企業風土変革

企業風土、組織風土という言葉は、ビジネスの現場でもよく使いますが、「企業内、組織内に存在するもののメンバーの目に見える、見えないに関わらず知覚される、組織全体あるいは個々のメンバーの行動や思考に一定の影響を及ぼす一連の規範や価値観、不文律、習慣、慣習」と定義されます。

  • 会社で使っているような独特な言葉や言い回し
  • 一見非効率であっても昔から行っている仕事の進め方
  • 周囲に合わせてしまう同調圧力
  • 非合理的な集団的判断や意思決定、忖度
  • 事なかれ主義、大企業病、隠蔽体質 等

このように外から見れば不思議な現象ですが、風土というものは企業の内部では長年かけて人同士の関わり合いの繰り返し、複雑なプロセスを経て形成されていきます。そして、これらは組織の活性化に繋がるような生産的なものから、組織の停滞を招き、時代に逆行するような非生産的なものまであります。

風土は、ある種の「規範」で構成されていますが、特に問題になるのは目に見えない黙示的な規範です。例えば、仕事の進め方、意思決定のあり方、関係調整の方法、コミュニケーションスタイル、暗黙の了解、阿吽の呼吸など、これらは主に集団形成の初期段階に出来上がり、その頃の価値観や習慣、トップや幹部の申し合わせで組織内に蔓延り、踏襲されたものが多くあります。
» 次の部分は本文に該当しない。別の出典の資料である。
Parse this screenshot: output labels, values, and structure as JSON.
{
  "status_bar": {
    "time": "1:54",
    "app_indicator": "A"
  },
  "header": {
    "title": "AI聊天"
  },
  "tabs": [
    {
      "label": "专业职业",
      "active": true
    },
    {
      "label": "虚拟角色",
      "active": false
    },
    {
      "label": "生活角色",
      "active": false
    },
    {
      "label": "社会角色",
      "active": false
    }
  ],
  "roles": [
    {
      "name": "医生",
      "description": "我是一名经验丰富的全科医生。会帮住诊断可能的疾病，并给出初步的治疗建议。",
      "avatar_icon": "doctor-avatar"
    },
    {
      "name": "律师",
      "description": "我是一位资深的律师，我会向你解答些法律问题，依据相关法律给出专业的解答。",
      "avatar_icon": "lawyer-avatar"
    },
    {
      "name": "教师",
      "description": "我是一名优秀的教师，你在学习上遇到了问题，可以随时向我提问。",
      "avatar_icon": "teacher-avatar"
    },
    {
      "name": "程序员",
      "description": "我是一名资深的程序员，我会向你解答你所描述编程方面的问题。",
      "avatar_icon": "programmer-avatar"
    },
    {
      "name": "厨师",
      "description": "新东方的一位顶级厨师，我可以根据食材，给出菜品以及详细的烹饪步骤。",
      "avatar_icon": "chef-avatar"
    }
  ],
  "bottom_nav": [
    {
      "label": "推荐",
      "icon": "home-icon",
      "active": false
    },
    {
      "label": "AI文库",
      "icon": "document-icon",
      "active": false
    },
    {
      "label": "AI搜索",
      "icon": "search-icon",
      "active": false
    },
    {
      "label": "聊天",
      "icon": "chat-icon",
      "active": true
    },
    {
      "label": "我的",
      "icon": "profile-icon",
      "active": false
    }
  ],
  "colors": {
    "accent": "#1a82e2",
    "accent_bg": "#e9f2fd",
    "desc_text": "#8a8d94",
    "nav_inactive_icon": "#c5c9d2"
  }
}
そして変えようとする勢力に対しては、往々にして軋轢を作ったり、既得権やアンタッチャブルな状況を生み出してしまいます。

一旦こうして出来上がった風土を変えるのは大変難しくなりますが、変革のアプローチとしては、パーパスや理念、バリュー等によって、人の「行動」を方向付けながら、目に見える戦略を示すことによって変革の目的と手段を腹落ちさせ、インセンティブも含めた仕組みの中で行動をサポートすることも有効なアプローチの一つです。

しかし、実際に組織の課題に真正面から取り組み、解決に成功している企業は多くはありません。組織や人の問題はそれだけ難しい問題であるからです。とは言え、先行き不透明な今の時代に難しいからと、問題を先送りできるものではありません。自社がそのような状況であるならば、以下の風土変革を進めるプロセスを参考に、コンサルタントなど外部からの支援の下、進めることをお勧めします。

  • 目的の明確化、風土変革の必要性、ゴールイメージ
  • 危機感の共有
  • 自分たちのありたい姿、問題仮説の設定、ゴール設定
  • 現状把握(インタビュー、サーベイ)
  • 課題抽出、課題解決の仮説設定
  • 変革アプローチの選択、仕組みづくり
  • PDCA

特に、人的資本経営を意識する場合には、先にご紹介しましたが、一人ひとりの能力を最大限引き出し、指示を待つことなく自ら考え主体的に動く「自律型社員」を育て、彼らが会社の方針に沿って自ら動いてチームを引っ張る「自走型組織」を構築することが重要です。

若い社員だからと言って、昔のように「要求されたことを一定以上のレベルでこなせば良い。あとは会社が何とかしてくれる」という指導姿勢では、今の社員には通用しません。彼らは、今は国も企業も当てにならない時代と捉えており、自分たちの将来設計や自己成長、働くことの意義や仕事の意味付け等を真剣に考えているのです。労働需給において売り手市場の世の中ですから、彼らに会社への帰属意識などを期待できません。

したがって、経営者や管理職など現代のリーダーたちは、今の時代背景や社員の思いを深く理解したうえで、彼らの内面からいかに主体性を引き出すかを内省的に捉えなければ企業風土の変革は困難です。しかし、最近の人的資本向上の施策の中でいくつか打開策のヒントはあります。

例えば、会社のパーパスを浸透させるために一人ひとりのMYパーパス(あるいはウィル)を追求させる取り組みなどは、風土改革を進めるうえで有効な切り口の一つと捉えることはできそうです。企業価値の向上を目指して会社のパーパスを実現するのは社員一人ひとりですが、それを自分事として捉えられるかが問われることになるわけですから、社員個人が成し遂げたいこと(MYパーパス)を見つけてもらって会社のパーパスと結びつける活動であり、風土改革には有効です。